Red Green Repeat Adventures of a Spec Driven Junkie

Understanding Library: ActiveRecord Import

It’s important to use external programming libraries, as it improves your output. At the same time, not fully understanding the library can get you in trouble. This is exactly what happened to me recently. I realize I need to understand a library.

I share an example of how I went through to understanding ActiveRecord Import’s on_duplicate_update function. Sharing the tests I used to validate behavior.

This article will take you less than three minutes to read.

Marble column from the Temple of Artemis at Sardis source and more information

Introduction

When using activerecord-import, I had questions on its behavior. We were using it as:

Model.import(items, on_duplicate_keys_update: { conflict_target: [:column_1, :column_2] })

When asked what exactly was it doing, I realize I didn’t understand how it worked. I didn’t have a razor sharp understanding of: conflict_target and the columns listed.

I read the documentation but it wasn’t clear to me. So, I made tests to prove out what’s going on.

The situation came up when inserting the same item with different values. What would happen?

item = {
  column_1: 'item author,
  column_2: 'item name',
  column_3: 'item description'
}

items = [item]

Model.import(items, on_duplicate_keys_update: { conflict_target: [:column_1, :column_2] })

expect(Model.count).to eq(1)
expect(Model.first.column_1).to eq(item.column_1)

That works, now, what if we import another item with a new value for column_3?

new_item = item.merge({ column_3: 'new item description' })

items = [new_item]

Model.import(items, on_duplicate_keys_update: { conflict_target: [:column_1, :column_2] })

expect(Model.count).to eq(1)
expect(Model.first.column_3).to_not eq(item.column_3)
expect(Model.first.column_3).to     eq(newitem.column_3)

Oh, this didn’t update column_3 to the new value. Why?

Read the Manual!

The documentation for ActiveRecord Import lists out options for on_duplicate_keys_update such as:

  • conflict_target
  • columns

One way to update column_3 to a new value would be:

Model.import(items, on_duplicate_keys_update: { conflict_target: [:column_1, :column_2], columns: [:column_3] })

This will update column_3 values to the value in items.

Just update it :all?

Is there a way to update all columns all the time? In this example, there’s only one, when there are bazillion columns, specifying each one gets annoying.

Yes, there is! The documentation is not explicit in updating all columns on on_duplicate_keys_update.

The syntax to update all column values on import is:

Model.import(items, on_duplicate_key_update: { columns: :all })

This will work, regardless of uniqueness constraints.

conflict_target??

Why is conflict_target used in this case?
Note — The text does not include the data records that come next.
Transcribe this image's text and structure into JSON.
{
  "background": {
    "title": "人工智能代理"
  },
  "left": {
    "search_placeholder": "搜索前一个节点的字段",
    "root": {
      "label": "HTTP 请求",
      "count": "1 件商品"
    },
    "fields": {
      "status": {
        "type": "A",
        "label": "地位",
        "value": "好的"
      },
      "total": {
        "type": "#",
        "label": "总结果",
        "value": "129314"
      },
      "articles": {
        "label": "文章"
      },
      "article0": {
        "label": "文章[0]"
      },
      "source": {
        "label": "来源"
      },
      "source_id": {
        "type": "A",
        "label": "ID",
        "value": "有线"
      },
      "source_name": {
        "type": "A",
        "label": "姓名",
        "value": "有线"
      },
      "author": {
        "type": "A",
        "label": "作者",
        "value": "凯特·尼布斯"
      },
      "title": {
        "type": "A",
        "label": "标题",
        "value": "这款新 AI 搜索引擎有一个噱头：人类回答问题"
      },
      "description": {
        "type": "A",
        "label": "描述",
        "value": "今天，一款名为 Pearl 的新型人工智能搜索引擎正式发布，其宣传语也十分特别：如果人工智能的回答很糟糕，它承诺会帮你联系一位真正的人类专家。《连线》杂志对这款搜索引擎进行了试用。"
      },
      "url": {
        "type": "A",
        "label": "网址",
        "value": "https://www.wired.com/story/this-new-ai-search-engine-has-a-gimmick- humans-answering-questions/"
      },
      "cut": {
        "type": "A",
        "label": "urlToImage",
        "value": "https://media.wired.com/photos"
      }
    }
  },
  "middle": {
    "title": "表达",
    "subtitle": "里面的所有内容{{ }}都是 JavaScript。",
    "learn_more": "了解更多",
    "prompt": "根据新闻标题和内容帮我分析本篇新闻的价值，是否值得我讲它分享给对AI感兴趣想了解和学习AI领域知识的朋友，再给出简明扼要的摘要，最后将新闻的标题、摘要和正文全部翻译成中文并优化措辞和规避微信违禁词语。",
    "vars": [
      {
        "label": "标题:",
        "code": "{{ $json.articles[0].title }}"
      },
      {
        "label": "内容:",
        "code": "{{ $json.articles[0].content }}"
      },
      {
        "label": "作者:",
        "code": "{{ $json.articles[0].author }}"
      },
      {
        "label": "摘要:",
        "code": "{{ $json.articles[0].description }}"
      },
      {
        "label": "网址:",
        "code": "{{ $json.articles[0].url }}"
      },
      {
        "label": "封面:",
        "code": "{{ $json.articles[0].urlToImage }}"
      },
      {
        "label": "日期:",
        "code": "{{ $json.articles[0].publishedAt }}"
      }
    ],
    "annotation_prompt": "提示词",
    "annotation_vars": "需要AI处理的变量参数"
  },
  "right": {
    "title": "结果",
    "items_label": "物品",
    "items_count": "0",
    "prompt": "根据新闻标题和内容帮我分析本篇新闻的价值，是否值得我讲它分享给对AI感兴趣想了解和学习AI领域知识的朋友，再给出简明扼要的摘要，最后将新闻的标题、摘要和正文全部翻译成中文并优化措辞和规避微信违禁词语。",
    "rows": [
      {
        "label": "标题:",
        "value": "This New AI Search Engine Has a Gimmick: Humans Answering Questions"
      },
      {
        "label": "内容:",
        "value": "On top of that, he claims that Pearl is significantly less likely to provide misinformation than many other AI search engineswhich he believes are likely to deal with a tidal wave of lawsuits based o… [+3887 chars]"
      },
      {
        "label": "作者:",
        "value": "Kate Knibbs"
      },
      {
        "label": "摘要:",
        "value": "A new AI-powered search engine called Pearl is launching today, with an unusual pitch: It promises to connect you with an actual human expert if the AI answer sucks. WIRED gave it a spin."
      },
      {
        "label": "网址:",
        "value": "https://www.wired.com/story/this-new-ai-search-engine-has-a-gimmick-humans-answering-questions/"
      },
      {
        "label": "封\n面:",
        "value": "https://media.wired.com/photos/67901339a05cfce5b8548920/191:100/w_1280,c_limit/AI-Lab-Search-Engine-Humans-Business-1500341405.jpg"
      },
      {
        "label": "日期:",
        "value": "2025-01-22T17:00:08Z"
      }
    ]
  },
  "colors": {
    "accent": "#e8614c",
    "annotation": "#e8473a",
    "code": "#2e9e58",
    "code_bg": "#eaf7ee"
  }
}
That seems to be the source of confusion in the first place.

It’s to satisfy any uniqueness constraint setup in the database and specify the columns to use as key identifiers.

In this case:

Model.import(items, on_duplicate_keys_update: { conflict_target: [:column_1, :column_2] })

As the column attribute is not present, no updates would happen, even if there is a conflicting entry. Effectively having a configuration of updating no columns.

To maintain column_1 and column_2 as the key identifiers and have updates done on column_3, the syntax would be:

Model.import(items, on_duplicate_keys_update: {
					  conflict_target: [:column_1, :column_2],
					  columns: [:column_3]
					}
			)

This is an option to control updates to columns and conflict resolution.

(Of course, columns: :all would have the same behavior here too.)

Conclusion

Using external libraries are an effective manner to increase one’s output when programming. Effectively, another team of programmers are working on solving that problem.

When one doesn’t fully understand how external library works, they can get into trouble and make wrong decisions to cause double (or more) work later on.